Ob Mitarbeiter sich überhaupt für das Konzept begeistern lassen, hänge von ihrem Verhältnis zur Technik ab. Ein Ingenieur sei eher bereit, selbst die Lösung eines Computer-Problems anzustoßen als ein Angestellter, der grundsätzlich mit dem Rechner auf Kriegsfuß stehe, geben die Gartner-Berater zu bedenken.

Sie nennen einen Schalthebel, um mehr Mitarbeiter dazu zu bewegen, das Selbsthilfe-Portal zu nutzen. Vielen sei bisher nicht bewusst, welche Kosten ihre Aufträge an den IT-Support nach sich ziehen. Ob sie Anfragen per Mail, Telefon, Chat oder eben im Selbstbedienungs-Portal stellen: Hauptsache, ihnen wird schnell geholfen. Die IT-Abteilung müsse den Kollegen deutlich machen, dass eine Anfrage in einer simplen Angelegenheit im Selbsthilfe-Portal am wenigsten kostet.

Mythos 4: IT-Selbsthilfe ist leicht zu installieren

Eröffnet die IT-Abteilung ein Portal, in dem Mitarbeiter einfache IT-Probleme selbst lösen sollen, muss darin alles stimmen.
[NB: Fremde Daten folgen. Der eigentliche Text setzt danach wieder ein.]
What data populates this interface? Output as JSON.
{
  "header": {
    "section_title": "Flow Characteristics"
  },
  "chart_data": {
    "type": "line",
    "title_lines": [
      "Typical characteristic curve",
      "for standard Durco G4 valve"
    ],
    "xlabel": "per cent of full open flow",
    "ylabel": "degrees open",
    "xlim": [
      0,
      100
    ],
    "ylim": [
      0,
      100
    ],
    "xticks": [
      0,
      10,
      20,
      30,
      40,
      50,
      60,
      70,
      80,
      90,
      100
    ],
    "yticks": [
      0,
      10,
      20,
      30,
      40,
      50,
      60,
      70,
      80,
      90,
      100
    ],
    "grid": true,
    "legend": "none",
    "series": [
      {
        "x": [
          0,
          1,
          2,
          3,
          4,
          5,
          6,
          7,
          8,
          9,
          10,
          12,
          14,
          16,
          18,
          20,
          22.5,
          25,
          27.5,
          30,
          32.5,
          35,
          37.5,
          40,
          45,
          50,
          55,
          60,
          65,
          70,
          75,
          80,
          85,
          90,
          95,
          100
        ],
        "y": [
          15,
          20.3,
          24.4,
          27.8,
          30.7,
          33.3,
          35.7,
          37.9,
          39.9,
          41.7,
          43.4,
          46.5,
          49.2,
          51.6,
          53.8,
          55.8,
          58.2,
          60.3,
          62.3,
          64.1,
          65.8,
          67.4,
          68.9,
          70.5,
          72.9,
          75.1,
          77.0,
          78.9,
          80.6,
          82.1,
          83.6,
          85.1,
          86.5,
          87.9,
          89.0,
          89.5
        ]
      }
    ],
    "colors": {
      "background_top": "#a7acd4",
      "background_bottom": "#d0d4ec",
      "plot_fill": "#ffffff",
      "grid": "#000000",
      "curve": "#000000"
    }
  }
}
Es sei schließlich nicht Aufgabe womöglich technikferner Angestellter, sich durch unverständliche Anleitungen zu wühlen oder in unstrukturiert aufgebauten Portalen nach der richtigen Information zu suchen.

Grundlage jedes IT-Selbsthilfe-Konzepts sind laut Gartner daher zwei Module. Zum einen brauche man ein Tool fürs Wissens-Management. Artikel müssten verschlagwortet und so angelegt werde, dass sie leicht zu finden sind. Zwingend sei außerdem ein Werkzeug zum Rücksetzen von Passwörtern. In 20 bis 30 Prozent aller Anfragen an IT-Helpdesks gehe es darum, dass Nutzer ihr Passwort vergessen haben. Würden die Support-Mitarbeiter nur von dieser Aufgabe entlastet, lasse sich die Flut der Anfragen schon spürbar senken.